With the optional IS-12 Color Image Scanner Cartridge, the BJC-85 transforms into a 360 dpi color sheetfed scanner.

Battery life is up to 200 pages per charge, and the printer will operate with most Windows and Mac desktop or laptop PCs. Ink cartridges are available through Canon or a variety of online printer cartridge outlets.

Advice to the road warrior: Pack plenty of extra ink cartridges.

BenQ SL705X Ultraportable Projector

Designed for use on the road, in the boardroom or in your kitchen that serves as your home office conference center, the portable projector is an impressive tool to show that winning presentation. They have matured greatly in recent years from the cumbersome luggables that required a techie to be close at hand to install, to the lightweight models at about five pounds, and to the ultra-portables weighing less than four pounds.

That is why the BenQ SL705X is a wise choice, even at the $3,000 price point. It weighs just three pounds, is about the size of a hardcover book and is packed with features found only in larger models.

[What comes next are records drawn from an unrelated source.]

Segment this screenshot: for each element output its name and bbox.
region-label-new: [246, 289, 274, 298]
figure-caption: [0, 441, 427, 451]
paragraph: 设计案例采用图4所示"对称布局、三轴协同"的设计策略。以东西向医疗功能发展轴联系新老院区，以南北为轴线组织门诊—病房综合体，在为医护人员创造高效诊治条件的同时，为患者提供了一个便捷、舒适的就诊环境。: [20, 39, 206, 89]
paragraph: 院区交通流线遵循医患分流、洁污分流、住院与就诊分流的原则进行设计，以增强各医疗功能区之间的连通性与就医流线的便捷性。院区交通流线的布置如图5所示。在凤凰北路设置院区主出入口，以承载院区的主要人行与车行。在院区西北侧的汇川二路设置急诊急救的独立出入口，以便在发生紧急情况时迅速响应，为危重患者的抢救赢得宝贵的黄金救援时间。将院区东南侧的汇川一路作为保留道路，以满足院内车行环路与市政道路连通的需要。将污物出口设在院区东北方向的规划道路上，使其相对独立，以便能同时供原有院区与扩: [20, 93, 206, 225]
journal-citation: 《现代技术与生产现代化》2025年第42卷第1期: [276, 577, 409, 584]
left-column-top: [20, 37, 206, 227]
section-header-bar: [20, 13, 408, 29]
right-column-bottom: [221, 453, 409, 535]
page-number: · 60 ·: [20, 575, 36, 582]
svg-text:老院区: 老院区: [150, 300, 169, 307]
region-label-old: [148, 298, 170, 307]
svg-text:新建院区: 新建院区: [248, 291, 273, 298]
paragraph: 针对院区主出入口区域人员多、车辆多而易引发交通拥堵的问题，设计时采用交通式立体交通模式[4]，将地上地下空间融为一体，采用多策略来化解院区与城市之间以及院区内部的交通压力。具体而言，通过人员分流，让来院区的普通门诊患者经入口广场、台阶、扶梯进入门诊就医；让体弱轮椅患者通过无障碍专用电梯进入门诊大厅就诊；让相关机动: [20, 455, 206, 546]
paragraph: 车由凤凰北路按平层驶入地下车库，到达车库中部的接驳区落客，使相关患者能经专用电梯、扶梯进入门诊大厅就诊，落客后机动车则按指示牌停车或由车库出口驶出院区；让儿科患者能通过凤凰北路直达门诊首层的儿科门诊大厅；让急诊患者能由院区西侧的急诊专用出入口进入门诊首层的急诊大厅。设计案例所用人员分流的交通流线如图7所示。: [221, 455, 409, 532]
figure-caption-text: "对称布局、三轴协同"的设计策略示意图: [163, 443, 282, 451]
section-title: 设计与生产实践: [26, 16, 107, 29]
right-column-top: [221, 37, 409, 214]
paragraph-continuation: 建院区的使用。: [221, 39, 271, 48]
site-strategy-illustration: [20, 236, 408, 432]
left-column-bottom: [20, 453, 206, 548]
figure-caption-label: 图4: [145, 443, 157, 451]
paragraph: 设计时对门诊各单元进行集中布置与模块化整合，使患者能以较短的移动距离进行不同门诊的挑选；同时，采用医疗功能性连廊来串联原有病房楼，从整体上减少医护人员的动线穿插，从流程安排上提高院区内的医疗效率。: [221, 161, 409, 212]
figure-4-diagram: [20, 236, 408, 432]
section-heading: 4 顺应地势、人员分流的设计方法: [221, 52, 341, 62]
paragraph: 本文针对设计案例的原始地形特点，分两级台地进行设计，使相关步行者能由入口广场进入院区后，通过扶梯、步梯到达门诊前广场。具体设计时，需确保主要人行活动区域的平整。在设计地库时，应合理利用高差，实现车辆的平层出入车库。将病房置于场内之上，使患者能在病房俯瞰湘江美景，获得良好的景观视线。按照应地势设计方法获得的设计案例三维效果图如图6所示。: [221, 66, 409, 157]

This projector, which works with most PCs and offers an optional Mac adapter, is popular for its combination of extreme portability, great brightness, a super wide-angle lens and a short "throw" distance, an important consideration when purchasing a projector. It can project a 60-inch diagonal image from 6.5 feet away, while most competitive products offer a 40-inch maximum throw at this distance.

It is completely loaded with all the connections and formats that might be needed, and the 120-watt lamp, which provides about 1,500 hours of life, delivers 1,100 ANSI lumens of brightness and a 600:1 contrast ratio for brilliant images even in well-lit rooms.

Road warrior tip: Always bring replacement lamps.